Agora, este novo sistema vai permitir aos investigadores ver “não apenas onde está um animal mas também o que ele está a fazer”, explicou Martin Wikelski, coordenador estratégico do ICARUS, director do Max Planck Center for Ornithology e co-director do MPYC, juntamente com Jetz.
“A uma escala global, seremos capazes de monitorizar os comportamentos individuais dos animais e saber um pouco mais sobre as suas histórias de vida intrincadas e como interagem uns com os outros”, disse Wikelski.
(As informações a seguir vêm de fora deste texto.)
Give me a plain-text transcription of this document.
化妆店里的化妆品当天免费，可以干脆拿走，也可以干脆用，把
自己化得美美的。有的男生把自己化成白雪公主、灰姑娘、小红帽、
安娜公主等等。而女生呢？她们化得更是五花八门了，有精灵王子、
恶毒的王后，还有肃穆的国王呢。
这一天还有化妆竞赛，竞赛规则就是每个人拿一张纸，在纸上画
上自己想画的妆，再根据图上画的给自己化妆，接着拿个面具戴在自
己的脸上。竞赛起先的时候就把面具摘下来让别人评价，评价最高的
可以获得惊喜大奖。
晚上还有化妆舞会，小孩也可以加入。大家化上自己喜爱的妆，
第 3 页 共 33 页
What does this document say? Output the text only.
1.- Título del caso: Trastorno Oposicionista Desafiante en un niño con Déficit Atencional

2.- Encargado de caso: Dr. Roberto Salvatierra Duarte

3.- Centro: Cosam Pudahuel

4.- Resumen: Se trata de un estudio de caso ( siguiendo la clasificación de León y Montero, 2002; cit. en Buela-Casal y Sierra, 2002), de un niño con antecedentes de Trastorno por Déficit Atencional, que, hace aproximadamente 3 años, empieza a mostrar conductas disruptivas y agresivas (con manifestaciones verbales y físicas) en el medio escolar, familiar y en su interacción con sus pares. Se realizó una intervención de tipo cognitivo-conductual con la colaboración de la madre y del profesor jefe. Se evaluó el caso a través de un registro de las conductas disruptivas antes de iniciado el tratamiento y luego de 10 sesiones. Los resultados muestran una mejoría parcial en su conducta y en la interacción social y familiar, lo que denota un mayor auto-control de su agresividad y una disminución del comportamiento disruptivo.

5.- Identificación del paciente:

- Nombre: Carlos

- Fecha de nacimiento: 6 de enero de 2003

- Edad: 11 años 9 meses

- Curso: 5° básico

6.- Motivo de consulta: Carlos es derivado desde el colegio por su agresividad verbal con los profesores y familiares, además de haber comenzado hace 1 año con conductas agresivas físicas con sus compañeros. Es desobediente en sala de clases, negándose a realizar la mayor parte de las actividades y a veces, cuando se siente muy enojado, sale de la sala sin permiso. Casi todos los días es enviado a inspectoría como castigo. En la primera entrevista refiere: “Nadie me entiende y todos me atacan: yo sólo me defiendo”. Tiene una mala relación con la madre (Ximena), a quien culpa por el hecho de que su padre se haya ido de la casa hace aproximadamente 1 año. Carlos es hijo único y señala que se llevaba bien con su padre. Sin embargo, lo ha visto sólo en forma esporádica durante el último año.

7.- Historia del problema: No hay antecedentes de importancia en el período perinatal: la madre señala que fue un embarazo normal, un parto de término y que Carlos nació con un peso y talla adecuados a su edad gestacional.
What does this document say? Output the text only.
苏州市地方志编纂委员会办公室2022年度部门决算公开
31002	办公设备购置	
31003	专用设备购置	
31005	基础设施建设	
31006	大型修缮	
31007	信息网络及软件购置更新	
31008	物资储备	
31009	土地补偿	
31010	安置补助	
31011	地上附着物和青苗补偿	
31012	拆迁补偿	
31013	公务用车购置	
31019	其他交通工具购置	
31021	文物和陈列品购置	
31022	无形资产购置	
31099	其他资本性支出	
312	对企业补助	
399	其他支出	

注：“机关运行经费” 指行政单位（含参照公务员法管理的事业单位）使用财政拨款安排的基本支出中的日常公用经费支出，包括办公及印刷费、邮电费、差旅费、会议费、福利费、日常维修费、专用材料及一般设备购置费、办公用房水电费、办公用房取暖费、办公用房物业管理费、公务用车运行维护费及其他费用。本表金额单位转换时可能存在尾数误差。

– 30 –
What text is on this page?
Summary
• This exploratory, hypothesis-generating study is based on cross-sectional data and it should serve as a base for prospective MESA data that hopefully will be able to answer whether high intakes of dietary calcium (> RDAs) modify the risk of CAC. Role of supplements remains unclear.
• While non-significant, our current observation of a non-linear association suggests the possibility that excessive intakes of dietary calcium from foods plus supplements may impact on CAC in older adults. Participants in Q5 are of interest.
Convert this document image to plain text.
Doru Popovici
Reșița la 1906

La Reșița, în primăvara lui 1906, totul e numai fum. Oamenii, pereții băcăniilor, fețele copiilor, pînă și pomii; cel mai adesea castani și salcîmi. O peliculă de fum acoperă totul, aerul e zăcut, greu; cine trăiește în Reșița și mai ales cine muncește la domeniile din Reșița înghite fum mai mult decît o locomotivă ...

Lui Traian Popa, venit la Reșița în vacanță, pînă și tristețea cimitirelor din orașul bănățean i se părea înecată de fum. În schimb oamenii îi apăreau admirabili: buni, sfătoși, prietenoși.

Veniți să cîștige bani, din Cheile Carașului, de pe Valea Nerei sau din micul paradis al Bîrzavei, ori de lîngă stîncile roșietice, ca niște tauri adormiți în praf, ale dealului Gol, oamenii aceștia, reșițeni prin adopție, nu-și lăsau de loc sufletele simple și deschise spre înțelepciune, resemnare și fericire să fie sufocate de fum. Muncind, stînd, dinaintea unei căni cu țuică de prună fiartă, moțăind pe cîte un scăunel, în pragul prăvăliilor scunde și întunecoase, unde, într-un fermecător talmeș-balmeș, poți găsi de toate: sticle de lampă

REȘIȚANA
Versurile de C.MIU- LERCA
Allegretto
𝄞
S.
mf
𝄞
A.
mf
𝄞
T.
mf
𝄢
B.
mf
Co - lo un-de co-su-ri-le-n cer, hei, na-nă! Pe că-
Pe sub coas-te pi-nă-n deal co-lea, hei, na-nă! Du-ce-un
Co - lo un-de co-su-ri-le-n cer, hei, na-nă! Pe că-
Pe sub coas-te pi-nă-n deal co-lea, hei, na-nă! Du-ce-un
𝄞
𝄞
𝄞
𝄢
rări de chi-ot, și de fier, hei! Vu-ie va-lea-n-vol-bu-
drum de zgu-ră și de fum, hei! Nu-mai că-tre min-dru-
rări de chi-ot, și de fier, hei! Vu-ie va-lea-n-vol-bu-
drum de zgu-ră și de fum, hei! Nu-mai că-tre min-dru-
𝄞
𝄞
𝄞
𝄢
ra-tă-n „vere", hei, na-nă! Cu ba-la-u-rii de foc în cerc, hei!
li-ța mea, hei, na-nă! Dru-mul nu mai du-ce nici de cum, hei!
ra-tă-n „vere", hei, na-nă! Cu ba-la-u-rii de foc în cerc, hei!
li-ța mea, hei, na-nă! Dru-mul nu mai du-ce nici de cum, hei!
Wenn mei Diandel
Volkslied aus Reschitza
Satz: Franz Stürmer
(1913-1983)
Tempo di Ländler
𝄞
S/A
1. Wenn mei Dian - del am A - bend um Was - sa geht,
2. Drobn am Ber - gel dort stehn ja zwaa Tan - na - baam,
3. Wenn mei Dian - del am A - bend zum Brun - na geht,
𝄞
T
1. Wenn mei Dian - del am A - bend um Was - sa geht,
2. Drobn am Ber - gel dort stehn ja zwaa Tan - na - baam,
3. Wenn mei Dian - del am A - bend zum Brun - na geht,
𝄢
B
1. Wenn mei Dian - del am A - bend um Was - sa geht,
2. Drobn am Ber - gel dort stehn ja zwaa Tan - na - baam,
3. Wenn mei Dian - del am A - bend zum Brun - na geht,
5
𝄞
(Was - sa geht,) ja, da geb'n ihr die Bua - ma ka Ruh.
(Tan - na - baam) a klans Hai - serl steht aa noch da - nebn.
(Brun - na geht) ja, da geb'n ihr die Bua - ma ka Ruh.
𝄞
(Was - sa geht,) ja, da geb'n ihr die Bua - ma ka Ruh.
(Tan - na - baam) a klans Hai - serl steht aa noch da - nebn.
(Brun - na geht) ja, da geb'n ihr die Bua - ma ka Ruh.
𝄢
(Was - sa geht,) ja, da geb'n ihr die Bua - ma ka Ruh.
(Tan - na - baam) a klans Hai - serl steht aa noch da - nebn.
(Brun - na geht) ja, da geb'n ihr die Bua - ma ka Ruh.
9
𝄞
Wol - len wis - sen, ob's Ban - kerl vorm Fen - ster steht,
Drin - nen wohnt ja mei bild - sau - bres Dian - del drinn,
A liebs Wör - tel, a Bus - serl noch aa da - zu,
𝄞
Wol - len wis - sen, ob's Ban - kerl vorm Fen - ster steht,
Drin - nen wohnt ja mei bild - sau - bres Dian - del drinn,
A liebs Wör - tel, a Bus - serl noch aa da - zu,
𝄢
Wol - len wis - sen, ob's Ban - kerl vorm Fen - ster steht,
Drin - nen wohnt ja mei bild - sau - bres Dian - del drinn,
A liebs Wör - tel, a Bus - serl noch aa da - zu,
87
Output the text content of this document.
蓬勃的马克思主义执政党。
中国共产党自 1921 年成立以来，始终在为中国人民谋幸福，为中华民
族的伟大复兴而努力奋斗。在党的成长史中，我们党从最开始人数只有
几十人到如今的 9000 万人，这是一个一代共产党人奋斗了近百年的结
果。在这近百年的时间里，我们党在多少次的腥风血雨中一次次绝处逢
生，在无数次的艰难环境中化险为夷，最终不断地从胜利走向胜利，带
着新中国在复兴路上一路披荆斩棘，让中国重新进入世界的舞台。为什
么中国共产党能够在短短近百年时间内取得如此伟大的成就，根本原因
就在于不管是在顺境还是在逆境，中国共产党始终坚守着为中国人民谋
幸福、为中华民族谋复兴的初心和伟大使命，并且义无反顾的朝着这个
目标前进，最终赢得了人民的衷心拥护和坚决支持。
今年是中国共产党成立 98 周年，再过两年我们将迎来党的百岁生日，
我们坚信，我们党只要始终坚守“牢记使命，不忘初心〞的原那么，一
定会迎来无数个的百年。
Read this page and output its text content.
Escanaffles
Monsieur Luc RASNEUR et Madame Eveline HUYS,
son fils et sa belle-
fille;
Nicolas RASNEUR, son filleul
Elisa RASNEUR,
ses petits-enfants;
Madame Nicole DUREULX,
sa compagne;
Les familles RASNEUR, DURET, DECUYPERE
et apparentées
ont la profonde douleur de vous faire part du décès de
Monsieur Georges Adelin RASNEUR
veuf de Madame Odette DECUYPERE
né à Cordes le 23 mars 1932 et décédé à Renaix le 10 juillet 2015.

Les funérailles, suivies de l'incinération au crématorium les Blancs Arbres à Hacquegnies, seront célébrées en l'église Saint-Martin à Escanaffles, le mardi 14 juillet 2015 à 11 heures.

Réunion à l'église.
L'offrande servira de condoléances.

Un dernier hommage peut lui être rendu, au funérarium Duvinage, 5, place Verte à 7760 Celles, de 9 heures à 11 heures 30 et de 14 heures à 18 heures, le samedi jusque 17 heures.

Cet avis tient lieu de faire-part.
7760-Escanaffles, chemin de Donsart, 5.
E o objectivo é que os dados obtidos possam ajudar na conservação das espécies selvagens.
Além de posicionarem coordenadas, os transmissores são capazes de captar a aceleração de cada animal, o seu alinhamento com o campo magnético da Terra e as condições ambientais, como a temperatura, a pressão do ar e a humidade.
“Os animais com transmissores podem ser sensores inteligentes e sentinelas biológicas quase em tempo-real para nos informarem sobre os efeitos da biodiversidade nas alterações ambientais em curso”, explicou Jetz. “Há tantas coisas que os animais nos podem dizer”, comentou Wikelski.
No início de 2019, Wikelski e os seus colegas terão 1.000 transmissores no terreno mas esperam vir a ter 100.000.
Neste momento já existem cerca de 150 projectos de investigação à espera de poder usar esta nova tecnologia
Segundo Wikelski, são várias as questões mais prementes que o ICARUS pode ajudar a responder. “Primeiro diria que são as aves migradoras. Os seus números têm diminuído dramaticamente por todo o mundo e, em muitos casos, não sabemos por que estão a desaparecer e de onde.” Na sua opinião, é crucial agirmos rapidamente antes de ser tarde de mais. O mesmo acontece com muitos recursos pesqueiros e mamíferos marinhos.
Outras questões são como os animais espalham vírus ou bactérias que podem causar doenças e que espécies são capazes de prever catástrofes naturais. “Dados científicos sobre sismos e erupções vulcânicas sugerem que alguns animais conseguem sentir esses eventos com horas de antecedência. Se conseguirmos demonstrar estas capacidades, para lá de qualquer dúvida, isto poderia salvar milhares de pessoas no futuro”, acrescentou.